Happiness should – and CAN – be an experience shared by everyone involved
I have read and reviewed all of Joseph A. Michelli’s previous books and consider each a unique and brilliant achievement. They feature, indeed celebrate organizational excellence that has been achieved and then sustained by people whose talent and energy are interdependent with their decency and integrity. How else to explain the enduring success of Pike Place Fish Market, Starbucks, Ritz-Carlton Hotel Company, and UCLA Health System? In his latest book, his subject is Zappos.com and once again he focuses on an extended human community of shared experiences that includes but is by no means limited to Tony Hsieh (“Shay”) and his Zappos associates. To an unusual degree, happiness is their currency and, more to the point, it is shared widely and generously with everyone involved in the enterprise
These are among the subjects that caught my eye:
o The A to Z summary of Zappos’ key facts and attributes
o Zappos Milestones
o The business precepts of the Zappos Experience
o Zappos 10 core values
o How Zappos incorporates values into regular progress conversations
o Cultural connectivity between and among all who comprise the workforce
o “Sharing Great Calls” program
o Zappos University
o Leadership training for all levels and areas throughout Zappos
o The “elasticity” of the Zappos brand
o ROFL (i.e. “Return on Fun Lasts”)
My guess (only a guess) is that a list of the defining characteristics of the Zappos culture and its core value, many (if not most) of them would also define the culture and core values at Pike Place Fish Market, Starbucks, Ritz-Carlton Hotel Company, and UCLA Health System.

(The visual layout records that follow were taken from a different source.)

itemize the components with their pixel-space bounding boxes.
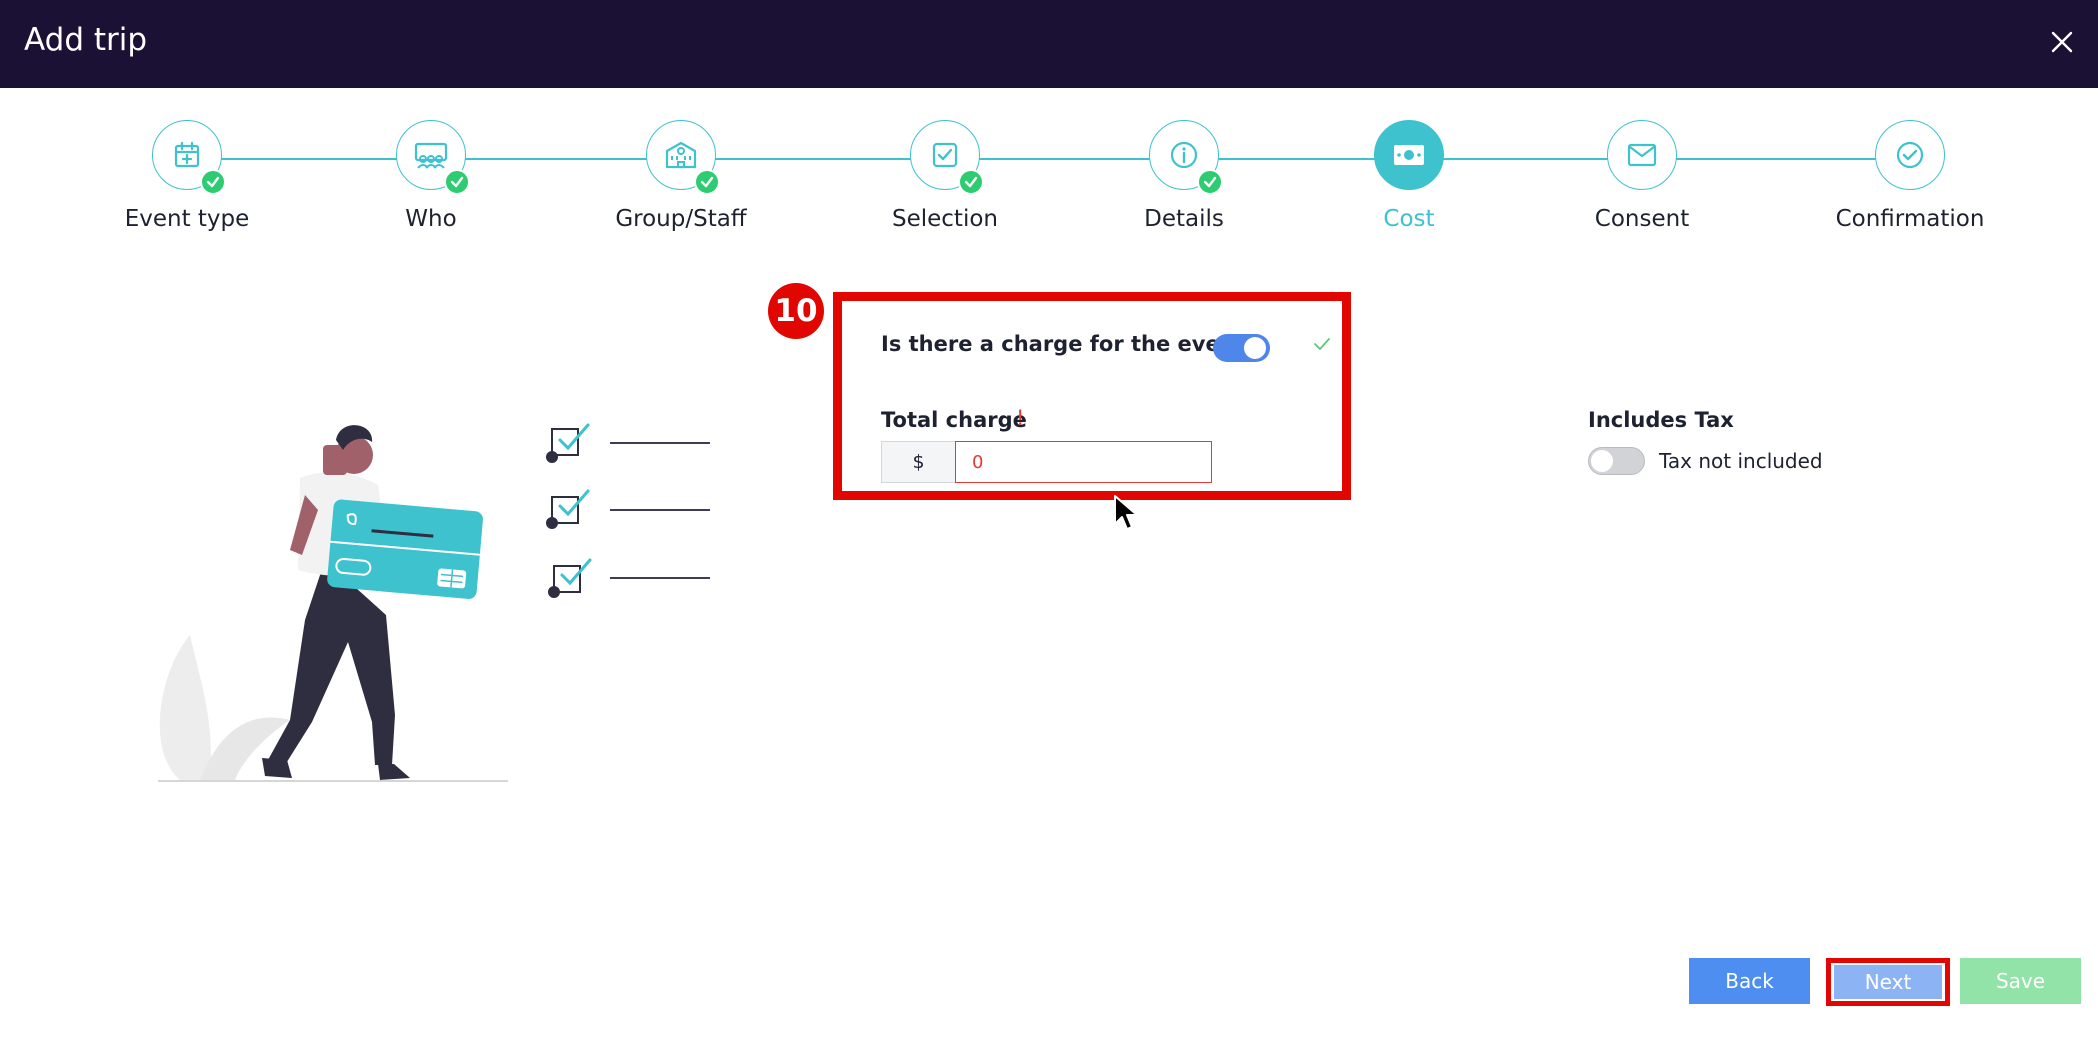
completed-check-icon xyxy=(1197,169,1223,195)
tax-status-text: Tax not included xyxy=(1659,449,1823,473)
info-icon xyxy=(1170,141,1198,169)
payment-illustration xyxy=(158,423,710,782)
step-label: Group/Staff xyxy=(615,206,747,232)
checkbox-icon xyxy=(932,142,958,168)
step-confirmation[interactable]: Confirmation xyxy=(1800,120,2020,232)
toggle-knob xyxy=(1244,337,1266,359)
step-circle xyxy=(1875,120,1945,190)
step-label: Selection xyxy=(892,206,998,232)
step-group-staff[interactable]: Group/Staff xyxy=(571,120,791,232)
close-icon[interactable] xyxy=(2046,26,2078,58)
charge-question-label: Is there a charge for the event? xyxy=(881,332,1257,356)
step-circle xyxy=(1607,120,1677,190)
total-charge-label: Total charge xyxy=(881,408,1027,432)
step-who[interactable]: Who xyxy=(321,120,541,232)
calendar-plus-icon xyxy=(174,141,200,168)
wizard-stepper: Event type Who Group/Staff Selection Det… xyxy=(0,120,2098,250)
currency-addon: $ xyxy=(881,441,956,483)
step-annotation-badge: 10 xyxy=(768,283,824,339)
toggle-knob xyxy=(1591,450,1613,472)
dialog-header: Add trip xyxy=(0,0,2098,88)
step-circle xyxy=(396,120,470,195)
completed-check-icon xyxy=(444,169,470,195)
group-icon xyxy=(414,142,448,169)
step-circle xyxy=(1149,120,1223,195)
valid-check-icon xyxy=(1314,338,1330,350)
step-label: Cost xyxy=(1383,206,1435,232)
money-icon xyxy=(1394,145,1424,165)
step-event-type[interactable]: Event type xyxy=(77,120,297,232)
step-label: Who xyxy=(405,206,457,232)
step-circle xyxy=(152,120,226,195)
charge-toggle[interactable] xyxy=(1213,334,1270,362)
completed-check-icon xyxy=(694,169,720,195)
step-details[interactable]: Details xyxy=(1074,120,1294,232)
dialog-title: Add trip xyxy=(24,22,148,58)
step-consent[interactable]: Consent xyxy=(1532,120,1752,232)
step-label: Details xyxy=(1144,206,1224,232)
step-label: Consent xyxy=(1594,206,1690,232)
step-circle xyxy=(646,120,720,195)
completed-check-icon xyxy=(200,169,226,195)
check-circle-icon xyxy=(1896,141,1924,169)
checklist-graphic xyxy=(546,423,710,598)
envelope-icon xyxy=(1627,143,1657,167)
tax-toggle[interactable] xyxy=(1588,447,1645,475)
total-charge-input[interactable] xyxy=(955,441,1212,483)
next-button[interactable]: Next xyxy=(1834,965,1942,999)
mouse-cursor-icon xyxy=(1114,495,1138,530)
includes-tax-label: Includes Tax xyxy=(1588,408,1734,432)
step-label: Event type xyxy=(124,206,250,232)
step-cost[interactable]: Cost xyxy=(1299,120,1519,232)
add-trip-dialog: Add trip Event type Who Group/Staff Sele… xyxy=(0,0,2098,1048)
step-circle xyxy=(910,120,984,195)
building-icon xyxy=(665,141,697,169)
step-label: Confirmation xyxy=(1835,206,1985,232)
save-button[interactable]: Save xyxy=(1960,958,2081,1004)
required-indicator: ! xyxy=(1016,406,1025,430)
step-selection[interactable]: Selection xyxy=(835,120,1055,232)
step-circle xyxy=(1374,120,1444,190)
back-button[interactable]: Back xyxy=(1689,958,1810,1004)
completed-check-icon xyxy=(958,169,984,195)
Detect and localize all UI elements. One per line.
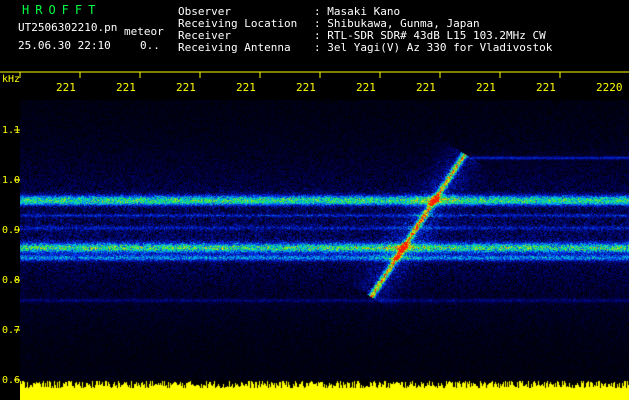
spectrogram bbox=[20, 100, 629, 380]
amplitude-strip bbox=[20, 380, 629, 400]
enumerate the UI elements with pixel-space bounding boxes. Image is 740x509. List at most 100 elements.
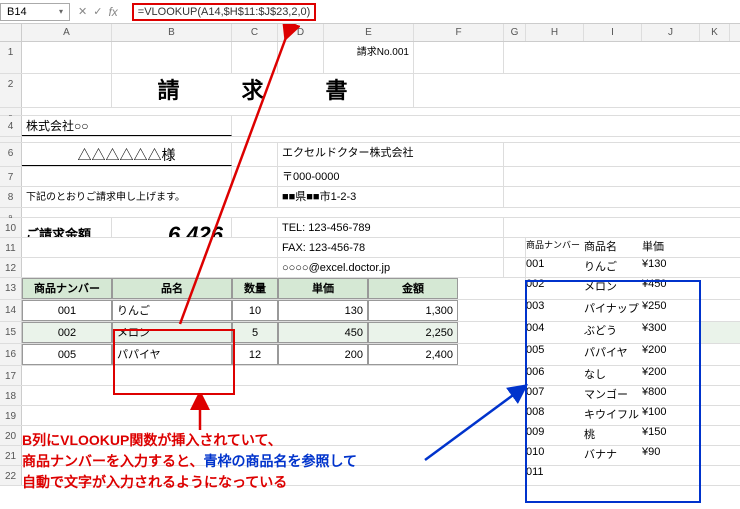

I especially appreciate Michelli’s brilliant use of “Try These On for Size” sections throughout the book that serve three separate but related and immensely important purposes: They focus readers’ attention on key issues, and, they enable (indeed require) readers to correlate those issues with their own specific circumstances. He also includes an “Ideas to Run With” section at the end of Chapters 2-11 so that his readers are better informed when selecting specific initiatives to apply what they have learned in the given chapter. Some readers find fine the material in the “Zappified Brain Break” sections the most valuable. Michelli’s talents as an innovative business thinker have never been more evident than they are in his latest book.
Tony Hsieh and his associates on the senior management team are to be commended for establishing and then sustaining a workplace culture that may not be right for everyone but certainly it is right for the men and women at Zappos. And Joseph Michelli is to be commended for enabling others to understand this unique culture and, of even greater importance, to learn much of value from it so they can share (at least to some extent) the happiness that defines it.